As part of a communications crew, Dane was helping retrieve a radio repeater by helicopter at the end of the day. The plan was simple: land, grab the gear and head home. The helicopter touched down. The pilot and technician stepped out to collect the repeater, about ten metres away. Dane stayed in the back seat.
Then he felt it move. “It started rocking,” Dane recalls. “I thought it was just the wind, so I didn’t think anything of it.” Moments later, the helicopter tilted sharply, coming to rest at a 45-degree angle. “And then I just felt the back lift up. I was like, oh shit – I just need to get out of here.”

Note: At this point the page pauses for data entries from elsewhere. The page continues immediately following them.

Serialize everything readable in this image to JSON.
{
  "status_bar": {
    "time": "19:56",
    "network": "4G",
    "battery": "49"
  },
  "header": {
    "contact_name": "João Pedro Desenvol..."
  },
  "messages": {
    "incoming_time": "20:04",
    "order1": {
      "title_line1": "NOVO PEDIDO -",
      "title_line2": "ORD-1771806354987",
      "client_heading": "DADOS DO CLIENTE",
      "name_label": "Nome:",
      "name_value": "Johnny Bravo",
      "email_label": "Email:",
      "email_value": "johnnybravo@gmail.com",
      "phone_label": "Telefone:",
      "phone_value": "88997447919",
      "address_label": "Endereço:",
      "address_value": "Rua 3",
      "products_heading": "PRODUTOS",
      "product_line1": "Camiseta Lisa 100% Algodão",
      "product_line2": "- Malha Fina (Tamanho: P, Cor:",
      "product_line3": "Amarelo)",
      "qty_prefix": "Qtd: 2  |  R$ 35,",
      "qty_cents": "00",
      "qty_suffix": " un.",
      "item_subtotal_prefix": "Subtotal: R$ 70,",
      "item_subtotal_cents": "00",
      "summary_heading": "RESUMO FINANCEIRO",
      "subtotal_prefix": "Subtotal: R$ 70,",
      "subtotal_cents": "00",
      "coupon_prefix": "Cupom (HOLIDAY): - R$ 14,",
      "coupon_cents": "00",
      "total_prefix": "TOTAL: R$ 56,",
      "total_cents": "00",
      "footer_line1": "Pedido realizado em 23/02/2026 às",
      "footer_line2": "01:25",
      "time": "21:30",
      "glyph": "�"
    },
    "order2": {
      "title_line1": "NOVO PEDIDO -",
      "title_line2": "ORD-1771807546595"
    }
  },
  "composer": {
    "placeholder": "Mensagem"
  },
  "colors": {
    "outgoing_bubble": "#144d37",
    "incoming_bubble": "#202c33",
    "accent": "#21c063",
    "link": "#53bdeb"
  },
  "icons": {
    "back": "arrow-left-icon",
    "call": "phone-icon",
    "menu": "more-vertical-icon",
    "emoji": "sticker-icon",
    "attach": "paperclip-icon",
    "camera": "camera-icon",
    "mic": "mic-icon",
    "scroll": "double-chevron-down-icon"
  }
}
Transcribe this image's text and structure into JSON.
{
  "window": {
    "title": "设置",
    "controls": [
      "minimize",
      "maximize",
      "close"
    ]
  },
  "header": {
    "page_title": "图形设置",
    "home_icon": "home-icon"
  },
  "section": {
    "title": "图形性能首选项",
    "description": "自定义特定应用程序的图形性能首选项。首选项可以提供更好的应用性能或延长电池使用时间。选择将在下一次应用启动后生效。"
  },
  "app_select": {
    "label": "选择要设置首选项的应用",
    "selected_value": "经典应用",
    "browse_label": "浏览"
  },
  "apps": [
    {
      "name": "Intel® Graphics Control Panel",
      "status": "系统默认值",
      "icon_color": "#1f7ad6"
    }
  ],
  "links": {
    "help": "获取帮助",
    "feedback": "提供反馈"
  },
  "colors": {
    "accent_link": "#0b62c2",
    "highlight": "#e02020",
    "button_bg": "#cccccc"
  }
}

Dane unclipped his seatbelt and jumped, just as the helicopter began to roll. As he left the skid, the force of the still-spinning rotor wash hit him, then the machine came down. “I sort of ragdolled down the hill and I could just hear it smashing around me. I’m waiting for everything to just turn off.”
When it finally did, the wreckage lay scattered down the slope. “I looked back and there were just bits of helicopter everywhere.”
With two broken elbows and cuts from head to toe, Dane climbed back up to the ridge, where two relieved crew members were waiting.“ The pilot just gave me a massive hug,” he says.
Later, he was told he had fallen around 30 metres. “I reckon it was more like 10 or 15 though,” says Dane. “It was a steep cliff. I felt fine at the time, but once we sat down, everything started getting sore.” Dane spent Christmas recovering. By the new year, he was back at work and back into his apprenticeship.
His Training Advisor, Mike Howe, says that his resilience is no surprise. “I’ve known Dane from day one of his training and he’s always stood out. He’s the kind of guy who puts everything into what he does,” says Mike. “Those same qualities – a strong mind and a great attitude – are exactly what you see in how he handled this.”
For Dane, who started learning to fly at age 14, it was just another challenge to push through: a dramatic moment on a remote ridge, and then straight back to work and assessments as soon as he could.